Since its launch in April 2018, more and more BSP-supervised financial institutions (BSFIs) have supported InstaPay.

Which banks support InstaPay fund transfer?

As of 31 January 2020, the BSP has listed that most financial institutions in the Philippines already support InstaPay. These institutions both support sending and receiving funds. A handful of commercial and rural banks, however, only support receiving funds at the moment.

Below is a quick walkthrough how to perform InstaPay fund transfer in the AUB online banking mobile app.

  • AUB menu with InstaPay Fund Transfer selected
  • Fund Transfer Mode displaying AUB, InstaPay, and PesoNet options
  • Details provided in InstaPay Fund Transfer screen
  • InstaPay Fund Transfer verification details
  • Confirmation page of InstaPay Fund Transfer
  • SMS confirmation

Be aware though that InstaPay doesn’t come for free! Just like withdrawing money from other bank ATMs, these banks supporting sending via InstaPay charge a fee. These banks’ InstaPay fees vary, and can vary quite widely!

Some of the above-mentioned banks have made their fees known, as indicated below. Keep in mind that InstaPay fund transfer fees are only charged against the sender — the recipient gets the entire fund without any deductions.

(Update: Due to the COVID-19 pandemic, most Philippine banks are temporarily offering InstaPay for free, while the Enhanced Community Quarantine (ECQ) is in effect.)

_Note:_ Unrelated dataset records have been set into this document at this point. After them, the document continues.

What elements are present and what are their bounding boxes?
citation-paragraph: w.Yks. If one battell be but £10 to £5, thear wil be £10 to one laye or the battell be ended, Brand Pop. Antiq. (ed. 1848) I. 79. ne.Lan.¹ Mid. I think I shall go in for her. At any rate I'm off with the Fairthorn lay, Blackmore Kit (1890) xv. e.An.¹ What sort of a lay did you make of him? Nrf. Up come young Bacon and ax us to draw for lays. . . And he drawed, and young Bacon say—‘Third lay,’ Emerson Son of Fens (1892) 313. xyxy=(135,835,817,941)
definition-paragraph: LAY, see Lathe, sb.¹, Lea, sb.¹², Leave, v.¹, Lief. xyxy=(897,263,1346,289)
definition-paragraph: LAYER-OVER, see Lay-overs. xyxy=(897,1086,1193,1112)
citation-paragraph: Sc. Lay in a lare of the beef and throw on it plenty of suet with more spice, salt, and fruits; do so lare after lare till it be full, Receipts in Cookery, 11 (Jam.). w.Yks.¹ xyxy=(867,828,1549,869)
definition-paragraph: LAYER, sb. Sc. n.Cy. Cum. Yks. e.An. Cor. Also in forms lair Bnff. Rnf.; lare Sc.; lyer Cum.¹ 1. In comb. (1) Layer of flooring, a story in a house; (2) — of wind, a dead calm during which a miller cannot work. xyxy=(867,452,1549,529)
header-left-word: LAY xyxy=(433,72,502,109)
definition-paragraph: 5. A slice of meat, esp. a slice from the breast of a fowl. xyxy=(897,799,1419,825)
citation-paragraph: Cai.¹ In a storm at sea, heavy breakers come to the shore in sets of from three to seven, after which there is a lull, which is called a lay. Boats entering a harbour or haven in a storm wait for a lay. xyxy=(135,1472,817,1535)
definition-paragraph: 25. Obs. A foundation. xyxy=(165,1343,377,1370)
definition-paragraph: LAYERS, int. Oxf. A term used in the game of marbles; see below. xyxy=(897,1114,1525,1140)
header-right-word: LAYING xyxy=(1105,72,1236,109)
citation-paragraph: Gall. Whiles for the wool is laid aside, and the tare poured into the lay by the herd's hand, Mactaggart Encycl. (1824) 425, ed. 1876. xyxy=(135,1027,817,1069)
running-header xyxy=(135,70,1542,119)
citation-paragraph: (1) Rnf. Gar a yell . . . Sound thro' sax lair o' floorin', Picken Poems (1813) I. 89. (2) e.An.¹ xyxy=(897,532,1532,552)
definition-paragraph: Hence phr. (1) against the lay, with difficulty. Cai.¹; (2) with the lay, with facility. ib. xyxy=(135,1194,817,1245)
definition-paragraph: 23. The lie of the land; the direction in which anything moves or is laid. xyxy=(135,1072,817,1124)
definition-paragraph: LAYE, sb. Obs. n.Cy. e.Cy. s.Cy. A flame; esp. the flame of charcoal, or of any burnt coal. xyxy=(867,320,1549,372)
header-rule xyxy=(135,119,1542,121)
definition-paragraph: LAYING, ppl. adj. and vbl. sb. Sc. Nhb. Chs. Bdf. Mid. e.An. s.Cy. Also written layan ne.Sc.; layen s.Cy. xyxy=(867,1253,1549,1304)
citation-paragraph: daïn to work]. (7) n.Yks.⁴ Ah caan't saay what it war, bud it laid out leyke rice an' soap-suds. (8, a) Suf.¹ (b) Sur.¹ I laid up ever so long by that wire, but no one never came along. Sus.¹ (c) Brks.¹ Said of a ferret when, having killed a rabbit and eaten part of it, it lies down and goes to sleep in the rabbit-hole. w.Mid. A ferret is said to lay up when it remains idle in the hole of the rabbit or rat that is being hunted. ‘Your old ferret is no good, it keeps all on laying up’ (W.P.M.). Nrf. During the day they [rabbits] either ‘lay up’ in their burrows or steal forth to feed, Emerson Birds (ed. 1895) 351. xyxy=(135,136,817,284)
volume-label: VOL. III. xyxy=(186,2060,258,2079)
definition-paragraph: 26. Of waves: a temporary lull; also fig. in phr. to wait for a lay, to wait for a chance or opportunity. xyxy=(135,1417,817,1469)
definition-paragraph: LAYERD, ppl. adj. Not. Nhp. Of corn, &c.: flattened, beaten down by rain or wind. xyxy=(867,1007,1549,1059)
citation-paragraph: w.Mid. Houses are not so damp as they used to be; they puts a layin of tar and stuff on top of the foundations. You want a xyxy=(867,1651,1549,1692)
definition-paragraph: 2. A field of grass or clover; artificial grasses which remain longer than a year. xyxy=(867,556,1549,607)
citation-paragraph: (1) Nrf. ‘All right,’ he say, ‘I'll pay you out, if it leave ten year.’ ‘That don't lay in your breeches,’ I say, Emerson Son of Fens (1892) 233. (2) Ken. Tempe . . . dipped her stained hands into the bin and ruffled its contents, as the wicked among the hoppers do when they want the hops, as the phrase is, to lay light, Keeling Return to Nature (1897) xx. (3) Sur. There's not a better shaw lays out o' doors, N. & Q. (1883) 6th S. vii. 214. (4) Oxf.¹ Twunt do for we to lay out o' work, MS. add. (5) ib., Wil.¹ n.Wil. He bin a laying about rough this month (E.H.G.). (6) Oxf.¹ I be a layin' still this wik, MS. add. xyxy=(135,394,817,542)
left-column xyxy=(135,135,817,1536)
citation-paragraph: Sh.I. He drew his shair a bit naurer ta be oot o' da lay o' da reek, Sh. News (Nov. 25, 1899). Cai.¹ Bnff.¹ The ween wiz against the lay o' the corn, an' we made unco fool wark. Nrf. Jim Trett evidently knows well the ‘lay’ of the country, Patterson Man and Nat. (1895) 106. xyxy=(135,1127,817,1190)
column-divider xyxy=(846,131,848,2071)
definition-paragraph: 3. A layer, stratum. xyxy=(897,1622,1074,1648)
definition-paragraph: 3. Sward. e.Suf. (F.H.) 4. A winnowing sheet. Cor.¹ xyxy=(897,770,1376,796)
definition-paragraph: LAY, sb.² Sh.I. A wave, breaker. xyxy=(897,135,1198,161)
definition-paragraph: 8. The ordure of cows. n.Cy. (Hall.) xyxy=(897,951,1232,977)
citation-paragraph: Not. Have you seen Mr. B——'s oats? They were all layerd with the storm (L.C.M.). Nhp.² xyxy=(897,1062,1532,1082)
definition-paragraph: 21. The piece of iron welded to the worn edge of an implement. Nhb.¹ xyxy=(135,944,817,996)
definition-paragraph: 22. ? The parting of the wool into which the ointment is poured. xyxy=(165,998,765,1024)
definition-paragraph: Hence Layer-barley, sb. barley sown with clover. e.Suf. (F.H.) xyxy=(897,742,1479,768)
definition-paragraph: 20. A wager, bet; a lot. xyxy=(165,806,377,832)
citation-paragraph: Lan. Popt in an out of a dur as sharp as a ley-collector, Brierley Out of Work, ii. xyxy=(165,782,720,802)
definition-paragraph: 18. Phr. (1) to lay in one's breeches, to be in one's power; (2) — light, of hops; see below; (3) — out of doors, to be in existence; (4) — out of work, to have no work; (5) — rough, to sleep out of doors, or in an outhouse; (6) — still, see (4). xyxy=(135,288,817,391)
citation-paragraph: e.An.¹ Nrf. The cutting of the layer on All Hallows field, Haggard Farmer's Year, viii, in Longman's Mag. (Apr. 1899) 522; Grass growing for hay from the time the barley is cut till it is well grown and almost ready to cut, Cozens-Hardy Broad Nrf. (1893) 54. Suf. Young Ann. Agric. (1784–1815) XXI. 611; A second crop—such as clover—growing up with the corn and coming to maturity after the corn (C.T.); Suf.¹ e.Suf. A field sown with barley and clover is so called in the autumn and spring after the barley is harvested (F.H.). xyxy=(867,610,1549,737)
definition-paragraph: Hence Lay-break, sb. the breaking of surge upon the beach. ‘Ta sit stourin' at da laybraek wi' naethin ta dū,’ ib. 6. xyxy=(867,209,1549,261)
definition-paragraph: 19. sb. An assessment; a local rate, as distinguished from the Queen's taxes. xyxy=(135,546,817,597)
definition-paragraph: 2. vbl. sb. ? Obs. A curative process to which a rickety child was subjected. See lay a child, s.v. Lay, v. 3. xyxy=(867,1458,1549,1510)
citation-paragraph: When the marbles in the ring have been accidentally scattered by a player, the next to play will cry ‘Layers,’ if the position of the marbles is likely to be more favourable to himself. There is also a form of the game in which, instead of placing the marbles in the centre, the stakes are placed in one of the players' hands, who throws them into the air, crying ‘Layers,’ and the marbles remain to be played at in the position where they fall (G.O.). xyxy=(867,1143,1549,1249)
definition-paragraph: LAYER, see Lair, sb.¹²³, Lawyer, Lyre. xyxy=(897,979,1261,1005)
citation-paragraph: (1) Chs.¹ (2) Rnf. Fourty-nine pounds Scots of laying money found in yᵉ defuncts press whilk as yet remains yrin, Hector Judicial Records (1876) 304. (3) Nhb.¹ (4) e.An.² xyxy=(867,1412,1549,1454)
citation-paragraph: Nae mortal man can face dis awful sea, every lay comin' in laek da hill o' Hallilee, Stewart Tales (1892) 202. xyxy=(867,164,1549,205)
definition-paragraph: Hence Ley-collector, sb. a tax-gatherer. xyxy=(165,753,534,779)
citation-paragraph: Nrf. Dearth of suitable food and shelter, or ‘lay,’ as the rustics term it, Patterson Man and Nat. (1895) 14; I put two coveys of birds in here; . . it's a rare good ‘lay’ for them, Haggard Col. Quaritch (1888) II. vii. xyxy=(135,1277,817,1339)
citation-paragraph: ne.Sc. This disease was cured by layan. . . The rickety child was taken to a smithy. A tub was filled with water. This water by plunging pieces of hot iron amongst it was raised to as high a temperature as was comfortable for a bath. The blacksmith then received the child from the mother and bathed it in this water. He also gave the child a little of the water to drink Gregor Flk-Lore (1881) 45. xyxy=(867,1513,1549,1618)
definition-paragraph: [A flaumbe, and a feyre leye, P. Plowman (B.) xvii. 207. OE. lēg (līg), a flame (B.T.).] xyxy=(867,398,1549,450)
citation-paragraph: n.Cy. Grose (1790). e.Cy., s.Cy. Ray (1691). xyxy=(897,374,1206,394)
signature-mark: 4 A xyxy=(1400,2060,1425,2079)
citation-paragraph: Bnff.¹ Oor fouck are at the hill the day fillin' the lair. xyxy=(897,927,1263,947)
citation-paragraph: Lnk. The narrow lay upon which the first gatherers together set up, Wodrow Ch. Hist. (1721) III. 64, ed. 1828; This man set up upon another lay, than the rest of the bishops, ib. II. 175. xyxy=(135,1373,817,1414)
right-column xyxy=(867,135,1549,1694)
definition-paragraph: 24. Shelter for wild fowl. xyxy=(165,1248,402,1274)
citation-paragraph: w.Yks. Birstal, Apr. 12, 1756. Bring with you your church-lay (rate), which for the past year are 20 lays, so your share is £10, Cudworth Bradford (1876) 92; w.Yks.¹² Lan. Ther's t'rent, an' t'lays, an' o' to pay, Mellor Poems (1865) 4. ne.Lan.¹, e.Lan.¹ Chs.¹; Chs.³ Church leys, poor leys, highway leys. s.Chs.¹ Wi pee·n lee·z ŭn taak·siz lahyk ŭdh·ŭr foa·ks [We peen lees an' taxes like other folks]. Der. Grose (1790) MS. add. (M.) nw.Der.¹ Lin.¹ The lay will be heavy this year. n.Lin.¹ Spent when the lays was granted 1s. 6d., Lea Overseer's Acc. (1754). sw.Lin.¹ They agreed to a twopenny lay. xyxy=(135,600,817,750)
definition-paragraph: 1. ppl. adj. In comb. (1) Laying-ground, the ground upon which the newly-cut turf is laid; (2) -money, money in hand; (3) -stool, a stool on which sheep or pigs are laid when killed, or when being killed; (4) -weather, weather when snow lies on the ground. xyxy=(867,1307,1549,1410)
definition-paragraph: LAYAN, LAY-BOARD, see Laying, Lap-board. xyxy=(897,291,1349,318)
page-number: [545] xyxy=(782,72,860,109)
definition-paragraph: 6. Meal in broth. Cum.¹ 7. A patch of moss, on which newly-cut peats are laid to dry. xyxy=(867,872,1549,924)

InstaPay service fees per institution

Some banks’ service fees are indicated below. For others, you may want to refer to their respective official websites.

stacked peso coins
  • AUB: ₱10
  • BDO: ₱100 50
  • Chinabank: ₱10
  • Gcash: Free!
  • PayMaya: Free!
  • PNB: ₱30
  • PSBank: ₱10
  • Unionbank: ₱10

The BSP does not dictate the maximum amount that each bank chooses to charge for each InstaPay transaction. So we’re pretty much at the mercy of the participating banks, especially if they’re the bigger ones. Personally, I can tolerate a ₱10-charge as it is not so different from a typical ATM withdrawal. It would run quite counter to the BSP’s goals of financial inclusivity if banks will charge a high fee for this — what’s the point if you will not entice your customers with a low enough fee? Then they would just stick it out by doing “the usual way” of OTC deposits and the like.

Then again, nowadays, it’s not just banks who are able to offer InstaPay. E-money issuers like Gcash, PayMaya, and Hello Pag-IBIG also now offer InstaPay — some offering it for free! This should enable more people to avail of the service and avoid unnecessary transfer costs.

Going to a cash-lite economy

With the help of the BSP, initiatives like InstaPay can influence Filipinos’ banking habits. We have grown accustomed to queueing everywhere, but “going digital” can change the way we do things. I wish that banks take this as a challenge for them to ride along the change so all of us can benefit, hopefully soon!